I really wanted the novel to express the importance and power of the women in your life. How female friends can be your lifeline, providing massively needed hugs when necessary or equally essential belly-laughs. They are the ones who will tell you when you stink of stale baby milk and need to change your underwear, or ignore it when realising you haven’t done any washing for ages and are down to your last maternity bra. I genuinely don’t think I would have survived early motherhood without brilliant women.
Being a new mum can be cripplingly lonely, especially when your partner goes back to work and you have to navigate through the day with a tiny baby on your own. I remember a female friend from work dropping by in the afternoon to see how I was doing when my baby was five weeks old. I had been trying to get out of my pyjamas for hours, but every time I put my daughter down she started crying hungrily, so I’d been pinned to the sofa feeding for what felt like an eternity. My friend, an experienced mother of two at the time, took her from me and insisted I had a bath. I couldn’t have been in there for more than ten minutes but it felt like the most incredible ten minutes of my life. And when I got out, she’d got my baby to sleep and put her in the Moses basket, made me a cup of tea and emptied the dishwasher. At that moment I would have married her!

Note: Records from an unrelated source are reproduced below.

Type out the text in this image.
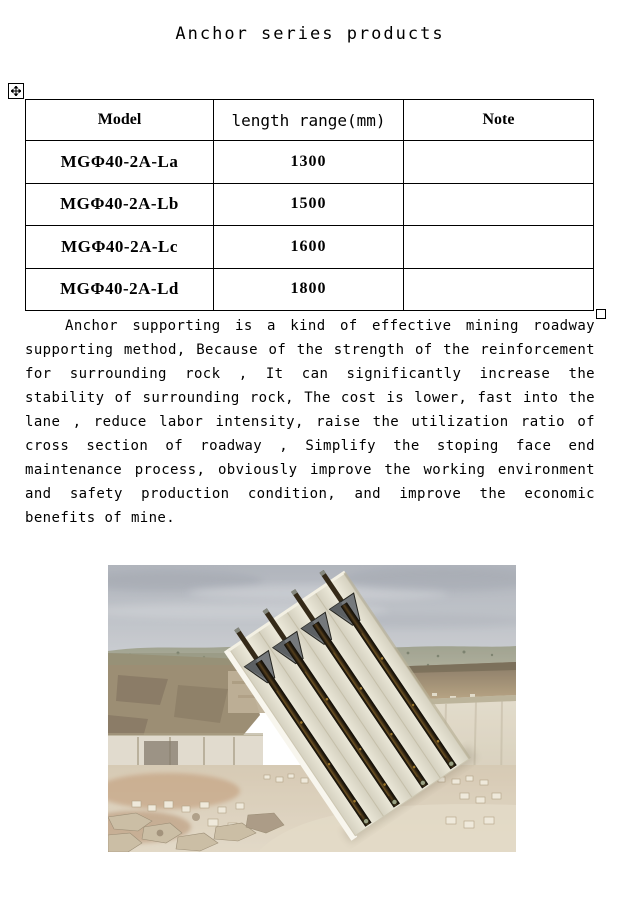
Anchor series products
Model	length range(mm)	Note
MGΦ40-2A-La	1300	
MGΦ40-2A-Lb	1500	
MGΦ40-2A-Lc	1600	
MGΦ40-2A-Ld	1800	

Anchor supporting is a kind of effective mining roadway supporting method, Because of the strength of the reinforcement for surrounding rock , It can significantly increase the stability of surrounding rock, The cost is lower, fast into the lane , reduce labor intensity, raise the utilization ratio of cross section of roadway , Simplify the stoping face end maintenance process, obviously improve the working environment and safety production condition, and improve the economic benefits of mine.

But it’s not just old friends who come through for you. There is an intensity to the friendships that develop through new motherhood. There is no room for pleasantries when your stitches are still healing and you need to talk to someone about mastitis. There is a raw and brutal honesty with the women you meet who have also just had babies. An immediate bond formed when you are all trying to steer your way through the early days. These are women you can WhatsApp at 3am when the rest of the world is sleeping.
What advice would you share with other mums-to-be of how to navigate those first few months?
The best piece of advice I was ever given, days after giving birth, was, ‘Don’t let anyone in your house without bringing food, and don’t let anyone leave without doing the washing up.’ Your body has just gone through the most physically gruelling experience. In any other circumstance you’d be confined to bedrest for weeks, but when you give birth, you are handed your incredible, fragile new baby and sent on your way. I remember leaving the hospital feeling like I’d shrunk and the world had got larger and noisier. So I would say to new mums, never refuse help. Always say yes to a cuppa. If someone wants to fill your fridge, let them. Grab any opportunity to rest. Don’t worry that your body looks unrecognisable – you are a warrior and it has created a whole human being, it’s going to look different. And most of all, enjoy the intoxicating smell of the top of your baby’s head, which is, unquestionably, the best smell on the entire planet.
You Can Take Her Home Now by Anna Jefferson is out now in ebook and audio book and due to be published in paperback in early 2020.